Analysis of shape and angular orientation parameters of velocity-dependent dark matter annihilation signals in Galactic Centers for FIRE simulations

TL;DR

This study uses FIRE-2 simulations to analyze the shape and orientation of dark matter annihilation signals in the Milky Way, revealing more spherical and plane-aligned emission patterns than dark matter-only models.

Contribution

It provides new insights into the expected shape and orientation of dark matter annihilation signals considering baryonic effects, contrasting with previous dark matter-only predictions.

Findings

Emission contours are well-fit by ellipses with a consistent axis ratio of 0.8.

Major axes of emission are aligned with the galactic plane within a few degrees.
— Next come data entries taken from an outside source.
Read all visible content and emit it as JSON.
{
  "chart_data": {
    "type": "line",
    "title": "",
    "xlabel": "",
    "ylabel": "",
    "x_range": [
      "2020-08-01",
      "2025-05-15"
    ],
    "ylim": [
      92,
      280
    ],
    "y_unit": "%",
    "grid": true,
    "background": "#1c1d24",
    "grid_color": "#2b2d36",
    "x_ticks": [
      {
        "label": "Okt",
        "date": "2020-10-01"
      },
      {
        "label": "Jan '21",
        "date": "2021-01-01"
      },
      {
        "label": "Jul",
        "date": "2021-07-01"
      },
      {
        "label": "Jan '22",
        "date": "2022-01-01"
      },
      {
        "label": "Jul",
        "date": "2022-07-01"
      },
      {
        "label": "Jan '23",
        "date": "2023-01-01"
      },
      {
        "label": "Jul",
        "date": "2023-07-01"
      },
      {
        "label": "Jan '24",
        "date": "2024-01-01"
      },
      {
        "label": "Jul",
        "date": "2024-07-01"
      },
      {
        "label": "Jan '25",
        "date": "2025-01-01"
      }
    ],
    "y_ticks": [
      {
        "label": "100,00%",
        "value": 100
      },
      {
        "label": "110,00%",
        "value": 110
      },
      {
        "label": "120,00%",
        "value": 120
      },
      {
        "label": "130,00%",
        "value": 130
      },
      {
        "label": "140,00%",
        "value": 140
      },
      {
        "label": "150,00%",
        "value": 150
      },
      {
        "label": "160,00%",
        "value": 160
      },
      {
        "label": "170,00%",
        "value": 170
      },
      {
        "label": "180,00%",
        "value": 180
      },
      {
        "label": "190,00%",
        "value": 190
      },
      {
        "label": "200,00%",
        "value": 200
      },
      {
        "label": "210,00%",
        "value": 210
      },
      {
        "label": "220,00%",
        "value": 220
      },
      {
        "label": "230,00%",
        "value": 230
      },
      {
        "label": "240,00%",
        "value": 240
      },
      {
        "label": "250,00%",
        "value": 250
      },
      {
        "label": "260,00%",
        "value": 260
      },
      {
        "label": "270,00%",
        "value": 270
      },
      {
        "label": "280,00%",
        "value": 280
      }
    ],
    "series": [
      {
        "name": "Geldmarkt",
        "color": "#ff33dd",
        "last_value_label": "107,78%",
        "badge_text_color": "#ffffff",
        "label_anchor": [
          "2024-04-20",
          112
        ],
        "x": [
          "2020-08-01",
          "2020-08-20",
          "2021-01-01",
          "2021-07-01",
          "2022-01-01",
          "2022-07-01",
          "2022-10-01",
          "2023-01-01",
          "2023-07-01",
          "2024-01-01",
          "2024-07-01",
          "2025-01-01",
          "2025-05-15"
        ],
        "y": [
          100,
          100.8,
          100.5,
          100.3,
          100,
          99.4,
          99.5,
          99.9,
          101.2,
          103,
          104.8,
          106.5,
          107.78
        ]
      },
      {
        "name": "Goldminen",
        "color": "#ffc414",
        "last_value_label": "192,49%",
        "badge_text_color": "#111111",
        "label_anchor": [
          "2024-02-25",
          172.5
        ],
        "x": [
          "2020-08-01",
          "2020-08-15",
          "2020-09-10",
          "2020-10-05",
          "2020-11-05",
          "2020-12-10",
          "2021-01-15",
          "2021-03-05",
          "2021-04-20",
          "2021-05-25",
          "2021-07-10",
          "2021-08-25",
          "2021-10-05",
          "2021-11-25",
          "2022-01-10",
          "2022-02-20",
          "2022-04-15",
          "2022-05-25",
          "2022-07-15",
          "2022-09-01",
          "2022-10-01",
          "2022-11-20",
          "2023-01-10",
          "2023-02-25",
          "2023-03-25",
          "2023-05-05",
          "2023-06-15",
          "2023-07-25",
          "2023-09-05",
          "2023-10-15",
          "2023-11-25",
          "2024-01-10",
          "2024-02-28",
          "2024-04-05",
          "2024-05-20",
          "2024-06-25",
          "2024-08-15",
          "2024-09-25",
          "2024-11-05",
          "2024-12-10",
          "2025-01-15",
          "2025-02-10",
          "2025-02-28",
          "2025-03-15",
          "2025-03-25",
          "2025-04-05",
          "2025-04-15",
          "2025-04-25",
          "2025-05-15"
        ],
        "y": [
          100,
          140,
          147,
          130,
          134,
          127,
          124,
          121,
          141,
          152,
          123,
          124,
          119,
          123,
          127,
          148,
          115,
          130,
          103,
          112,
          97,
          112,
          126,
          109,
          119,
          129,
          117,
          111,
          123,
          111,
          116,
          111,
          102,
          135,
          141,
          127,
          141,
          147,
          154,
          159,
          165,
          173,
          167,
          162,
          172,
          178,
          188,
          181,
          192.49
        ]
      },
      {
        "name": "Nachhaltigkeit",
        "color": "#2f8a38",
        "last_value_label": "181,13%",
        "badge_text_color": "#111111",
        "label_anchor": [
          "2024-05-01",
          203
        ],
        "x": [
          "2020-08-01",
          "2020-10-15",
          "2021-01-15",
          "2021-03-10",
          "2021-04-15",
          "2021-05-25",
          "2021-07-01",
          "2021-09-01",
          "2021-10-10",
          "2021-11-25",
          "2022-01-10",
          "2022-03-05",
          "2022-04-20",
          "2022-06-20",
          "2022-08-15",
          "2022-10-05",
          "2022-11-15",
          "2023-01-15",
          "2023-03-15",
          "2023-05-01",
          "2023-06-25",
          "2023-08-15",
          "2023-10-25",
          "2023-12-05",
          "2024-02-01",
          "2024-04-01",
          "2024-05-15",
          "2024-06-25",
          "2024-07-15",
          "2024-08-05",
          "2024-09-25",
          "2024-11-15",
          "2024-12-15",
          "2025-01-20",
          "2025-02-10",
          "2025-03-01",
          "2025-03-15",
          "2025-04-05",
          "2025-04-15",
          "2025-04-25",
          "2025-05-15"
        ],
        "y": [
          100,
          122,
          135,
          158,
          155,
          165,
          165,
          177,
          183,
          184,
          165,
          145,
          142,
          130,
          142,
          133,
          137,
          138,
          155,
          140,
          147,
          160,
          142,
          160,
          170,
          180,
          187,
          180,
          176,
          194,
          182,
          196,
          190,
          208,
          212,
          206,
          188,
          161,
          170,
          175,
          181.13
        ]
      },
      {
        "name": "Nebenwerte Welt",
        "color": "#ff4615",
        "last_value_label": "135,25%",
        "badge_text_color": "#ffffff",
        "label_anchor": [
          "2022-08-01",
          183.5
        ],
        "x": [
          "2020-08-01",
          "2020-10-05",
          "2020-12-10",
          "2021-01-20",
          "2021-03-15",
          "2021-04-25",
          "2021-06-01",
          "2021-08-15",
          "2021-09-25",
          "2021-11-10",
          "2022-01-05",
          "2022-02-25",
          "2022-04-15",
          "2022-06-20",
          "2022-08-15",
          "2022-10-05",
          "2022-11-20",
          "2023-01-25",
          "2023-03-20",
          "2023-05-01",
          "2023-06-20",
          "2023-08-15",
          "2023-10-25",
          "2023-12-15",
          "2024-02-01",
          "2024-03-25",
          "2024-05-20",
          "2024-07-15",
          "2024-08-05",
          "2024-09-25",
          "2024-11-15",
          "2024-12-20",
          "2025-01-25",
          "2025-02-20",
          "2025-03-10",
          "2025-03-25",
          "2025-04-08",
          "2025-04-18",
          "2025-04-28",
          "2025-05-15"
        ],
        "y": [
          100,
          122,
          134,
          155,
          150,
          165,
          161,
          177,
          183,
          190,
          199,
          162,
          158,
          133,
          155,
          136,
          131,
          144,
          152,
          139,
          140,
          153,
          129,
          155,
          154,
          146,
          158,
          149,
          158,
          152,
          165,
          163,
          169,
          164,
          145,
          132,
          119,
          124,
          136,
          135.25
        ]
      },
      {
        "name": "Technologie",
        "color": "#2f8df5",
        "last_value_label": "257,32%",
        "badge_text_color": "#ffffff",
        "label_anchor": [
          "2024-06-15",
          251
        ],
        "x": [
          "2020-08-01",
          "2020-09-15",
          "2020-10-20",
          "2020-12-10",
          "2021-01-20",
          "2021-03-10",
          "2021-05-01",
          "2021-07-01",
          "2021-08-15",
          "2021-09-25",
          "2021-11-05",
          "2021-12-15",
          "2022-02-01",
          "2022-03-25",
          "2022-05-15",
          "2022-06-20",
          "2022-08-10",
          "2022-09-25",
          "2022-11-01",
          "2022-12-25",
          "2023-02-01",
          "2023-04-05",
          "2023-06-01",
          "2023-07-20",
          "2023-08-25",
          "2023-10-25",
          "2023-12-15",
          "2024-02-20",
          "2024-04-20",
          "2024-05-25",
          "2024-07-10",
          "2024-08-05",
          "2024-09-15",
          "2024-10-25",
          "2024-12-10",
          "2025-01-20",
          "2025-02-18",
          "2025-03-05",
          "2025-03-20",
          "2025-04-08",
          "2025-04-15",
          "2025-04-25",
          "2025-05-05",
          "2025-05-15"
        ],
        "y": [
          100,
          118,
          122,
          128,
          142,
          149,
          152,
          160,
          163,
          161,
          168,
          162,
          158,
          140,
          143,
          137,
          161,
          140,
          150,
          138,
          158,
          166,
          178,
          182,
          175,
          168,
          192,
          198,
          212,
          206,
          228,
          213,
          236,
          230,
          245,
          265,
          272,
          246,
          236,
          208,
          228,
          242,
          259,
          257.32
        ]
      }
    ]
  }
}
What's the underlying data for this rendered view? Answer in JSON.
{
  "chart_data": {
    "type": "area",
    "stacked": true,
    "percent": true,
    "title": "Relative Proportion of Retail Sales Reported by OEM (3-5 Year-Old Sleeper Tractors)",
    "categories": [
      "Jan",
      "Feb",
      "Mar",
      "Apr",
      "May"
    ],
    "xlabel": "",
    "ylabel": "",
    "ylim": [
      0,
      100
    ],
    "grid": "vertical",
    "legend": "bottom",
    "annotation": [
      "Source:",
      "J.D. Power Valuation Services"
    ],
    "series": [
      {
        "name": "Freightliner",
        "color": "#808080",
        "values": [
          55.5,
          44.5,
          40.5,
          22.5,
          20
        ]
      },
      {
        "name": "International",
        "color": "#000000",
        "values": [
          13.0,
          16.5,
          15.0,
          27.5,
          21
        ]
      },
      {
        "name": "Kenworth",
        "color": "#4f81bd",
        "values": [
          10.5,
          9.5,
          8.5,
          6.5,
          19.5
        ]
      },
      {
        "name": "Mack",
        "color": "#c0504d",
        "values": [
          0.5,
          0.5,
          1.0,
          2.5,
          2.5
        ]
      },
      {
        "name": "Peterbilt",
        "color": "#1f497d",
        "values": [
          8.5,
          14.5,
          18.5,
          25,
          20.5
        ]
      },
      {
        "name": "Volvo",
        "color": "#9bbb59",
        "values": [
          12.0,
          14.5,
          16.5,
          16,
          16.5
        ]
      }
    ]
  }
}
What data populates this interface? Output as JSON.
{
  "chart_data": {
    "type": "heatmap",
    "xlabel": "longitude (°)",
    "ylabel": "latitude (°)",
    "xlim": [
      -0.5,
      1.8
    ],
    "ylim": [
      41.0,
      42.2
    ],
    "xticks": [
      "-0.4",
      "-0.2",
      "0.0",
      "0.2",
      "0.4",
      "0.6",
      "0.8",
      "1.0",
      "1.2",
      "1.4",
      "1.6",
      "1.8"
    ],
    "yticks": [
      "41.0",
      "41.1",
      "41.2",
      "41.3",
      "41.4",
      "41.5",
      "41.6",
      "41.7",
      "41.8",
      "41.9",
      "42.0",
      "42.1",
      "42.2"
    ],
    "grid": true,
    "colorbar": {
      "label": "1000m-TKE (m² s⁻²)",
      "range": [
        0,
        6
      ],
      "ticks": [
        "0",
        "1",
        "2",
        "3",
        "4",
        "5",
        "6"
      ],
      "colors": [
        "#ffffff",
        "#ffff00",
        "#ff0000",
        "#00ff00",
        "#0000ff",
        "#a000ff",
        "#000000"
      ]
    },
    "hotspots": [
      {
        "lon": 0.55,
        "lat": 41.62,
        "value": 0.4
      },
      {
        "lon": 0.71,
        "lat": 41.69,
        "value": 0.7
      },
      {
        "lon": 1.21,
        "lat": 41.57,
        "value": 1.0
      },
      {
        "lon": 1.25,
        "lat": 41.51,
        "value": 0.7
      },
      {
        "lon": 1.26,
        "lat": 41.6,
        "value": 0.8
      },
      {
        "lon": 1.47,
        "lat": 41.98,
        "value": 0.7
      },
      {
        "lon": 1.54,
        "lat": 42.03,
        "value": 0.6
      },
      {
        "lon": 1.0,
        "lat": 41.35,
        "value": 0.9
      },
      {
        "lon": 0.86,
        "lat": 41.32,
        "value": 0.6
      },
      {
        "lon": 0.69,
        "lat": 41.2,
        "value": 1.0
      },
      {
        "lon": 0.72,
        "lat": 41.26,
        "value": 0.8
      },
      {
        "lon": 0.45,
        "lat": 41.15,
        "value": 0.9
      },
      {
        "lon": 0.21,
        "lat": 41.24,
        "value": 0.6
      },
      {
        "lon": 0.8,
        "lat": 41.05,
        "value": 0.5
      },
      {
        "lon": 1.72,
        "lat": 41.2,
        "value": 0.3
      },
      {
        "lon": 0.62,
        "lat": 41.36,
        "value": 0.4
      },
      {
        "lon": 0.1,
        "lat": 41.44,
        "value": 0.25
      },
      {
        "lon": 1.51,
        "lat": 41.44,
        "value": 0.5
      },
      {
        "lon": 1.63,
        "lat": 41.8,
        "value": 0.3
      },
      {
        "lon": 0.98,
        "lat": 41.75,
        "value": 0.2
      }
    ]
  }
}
Hydrodynamical simulations match Fermi-LAT observations, unlike dark matter-only models.

Abstract

We use FIRE-2 zoom cosmological simulations of Milky Way size galaxy halos to characterize the shape of the J-factor emission signal on the sky. We find that, at a fixed dJ/d{\Omega} contour,the shape is well-fit by an ellipse, with semi-major axis Rmajor and semi-minor axis Rminor measured in degrees on the sky. We use least squares fitting to fit ellipses to the J-factor emission, viewed from the solar location. The ratio of minor to major axes (Rminor/Rmajor) allows us to characterize the shape of each contour, with ratio 1.0 corresponding to circular/spherical emission. These results provide new expectations for the shape of dark matter annihilation emission signals we might expect to see if dark matter is annihilating with its own anti-particle. We find that both the shape and angular orientation of the emission signal is different than results predict from dark matter only simulations. In terms of shape, we find that the ratios of semi-minor to semi-major axis is always consistently at 0.8, revealing a consistent circular emission shape, whereas with dark matter only emission signals the range of ratios from halo to halo is broader, and often closer to 0.5, showing a much more elliptical shape in general. In terms of angular orientation, we find that the major axis of the J-factor emission signal maps for FIRE halos are consistently aligned with the galactic plane within a few degrees, meaning that excess emission out of the plane would be hard to explain with a dark matter annihilation signal. However, we also find that the expected emission signal would be consistent with Fermi-LAT measurements showing a galactic center excess in full hydrodynamical simulations with stars and gas included, while dark-matter-only simulations do not produce the expected signal.